Für mehr als die Hälfte der Menschen in Deutschland sei die gesetzliche Rente laut Klüssendorf die einzige Alterssicherung, im Osten des Landes sogar für drei Viertel aller Menschen. Die Verantwortung für die schleppende Reformpolitik sieht der SPD-Generalsekretär vor allem bei der Union und beim Kanzler. Er forderte Merz auf, „nun endlich Führung in der gemeinsamen Koalition zu übernehmen und Einigungen in den zentralen Politikfeldern herbeizuführen statt die Debatte aus parteipolitischem Kalkül weiter zu spalten“.
Unmut in der Koalition und scharfe Kritik von links
Dass der Kanzler die Sozialdemokraten öffentlich attackiert, stößt auch innerhalb der Koalition auf Vorbehalte. „Der Kanzler hat recht, denn Impulse für Einsparungen können nicht nur von der Union ausgehen“, sagte Johannes Winkel, CDU-Bundestagsabgeordneter und Vorsitzender der Jungen Union. Zugleich mahnte er im Gespräch, „Die Koalitionsspitzen sollten aber nach den turbulenten letzten Wochen darauf verzichten, sich öffentlich Ansagen zu machen.“
Auch Linke und Grüne kritisierten die Aussagen des Kanzlers scharf. „Die Äußerungen des Bundeskanzlers sind ein Schlag ins Gesicht für Millionen Menschen“, sagte Linken-Chefin Ines Schwerdtner dem Nachrichtenportal T-Online. „Sie treffen die Leute, die ihr ganzes Leben lang gearbeitet haben“, sagte sie weiter und fügte hinzu: „Dieser Kanzler sollte sich schämen.“
An die Regierung gerichtet forderte Schwerdtner, sich international umzusehen: Sie solle sich ein Beispiel an Österreich nehmen und schauen, „wie man dort eine stabile Rente organisiert, statt immer nur nach unten zu schauen und bei denjenigen zu nehmen, die eh schon weniger haben“. Zudem bot die Partei an, einen Protest zu organisieren mit den Menschen, die sich nicht damit abfinden wollen, „dass die Rente zum Almosen wird“.
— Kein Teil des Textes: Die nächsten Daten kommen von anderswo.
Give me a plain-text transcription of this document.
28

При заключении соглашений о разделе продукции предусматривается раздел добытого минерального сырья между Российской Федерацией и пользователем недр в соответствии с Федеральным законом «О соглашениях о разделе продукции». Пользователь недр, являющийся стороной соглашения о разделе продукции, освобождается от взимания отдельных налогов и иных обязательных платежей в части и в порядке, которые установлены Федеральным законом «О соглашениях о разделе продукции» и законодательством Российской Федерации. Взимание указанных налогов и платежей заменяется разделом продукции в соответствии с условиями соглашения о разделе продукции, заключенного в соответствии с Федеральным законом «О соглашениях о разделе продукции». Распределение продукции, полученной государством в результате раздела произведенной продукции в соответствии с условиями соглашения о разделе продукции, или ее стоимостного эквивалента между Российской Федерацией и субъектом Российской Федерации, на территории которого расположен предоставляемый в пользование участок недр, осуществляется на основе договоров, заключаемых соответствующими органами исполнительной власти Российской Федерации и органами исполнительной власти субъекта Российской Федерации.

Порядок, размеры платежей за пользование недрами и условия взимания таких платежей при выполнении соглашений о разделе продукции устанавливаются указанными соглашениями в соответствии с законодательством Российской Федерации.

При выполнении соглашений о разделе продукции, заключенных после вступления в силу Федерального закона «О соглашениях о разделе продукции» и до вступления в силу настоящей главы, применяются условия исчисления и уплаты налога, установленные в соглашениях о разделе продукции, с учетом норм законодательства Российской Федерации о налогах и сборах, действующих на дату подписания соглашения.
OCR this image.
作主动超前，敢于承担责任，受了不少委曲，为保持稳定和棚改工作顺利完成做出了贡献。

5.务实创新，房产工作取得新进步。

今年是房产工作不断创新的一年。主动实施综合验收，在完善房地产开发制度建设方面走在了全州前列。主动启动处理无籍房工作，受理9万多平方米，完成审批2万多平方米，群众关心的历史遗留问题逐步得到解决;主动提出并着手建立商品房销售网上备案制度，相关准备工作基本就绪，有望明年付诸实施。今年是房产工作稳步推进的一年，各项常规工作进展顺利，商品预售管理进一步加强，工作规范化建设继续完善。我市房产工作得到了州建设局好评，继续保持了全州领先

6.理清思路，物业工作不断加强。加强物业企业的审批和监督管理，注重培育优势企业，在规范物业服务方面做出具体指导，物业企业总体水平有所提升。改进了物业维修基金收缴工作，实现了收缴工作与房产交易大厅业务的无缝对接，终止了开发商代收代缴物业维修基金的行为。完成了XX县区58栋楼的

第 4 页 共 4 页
Grüne warnen vor „Billigprodukt“ Rente
Auch aus der Grünen-Fraktion kommt deutliche Kritik an der Rentenpolitik des Kanzlers. Armin Grau, Sprecher für Arbeit und Soziales und Rentenexperte der Grünen-Fraktion, sagte: „Friedrich Merz willst die gesetzliche Rente immer mehr zu einem Billigprodukt degradieren, auf das sich die Menschen nicht mehr verlassen können.“ Er verwies darauf, dass die gesetzliche Rente „schon in der Vergangenheit viele demographische Klippen gut gemeistert“ habe und bislang nur durch politische Entscheidungen geschwächt worden sei. „Eine solche Schwächung hat Merz jetzt auch vor“, sagte Grau dem Nachrichtenportal T-Online.
Grau betonte die Rolle zusätzlicher Vorsorgeformen, warnte aber vor einer Verdrängung der gesetzlichen Rente: „Es ist richtig, wir brauchen die private und betriebliche Altersvorsorge, aber neben einer starken gesetzlichen Rente, nicht an ihrer Stelle.“ Er lobte, dass die Regierung nun auch ein öffentlich-rechtliches Standardprodukt in die private Altersvorsorge aufgenommen habe, „aber nicht als Abwahlmöglichkeit“, wie wir es fordern. Zudem fordern die Grünen eine obligatorische betriebliche Rente, „aber auch davon hört man der Regierung nichts“.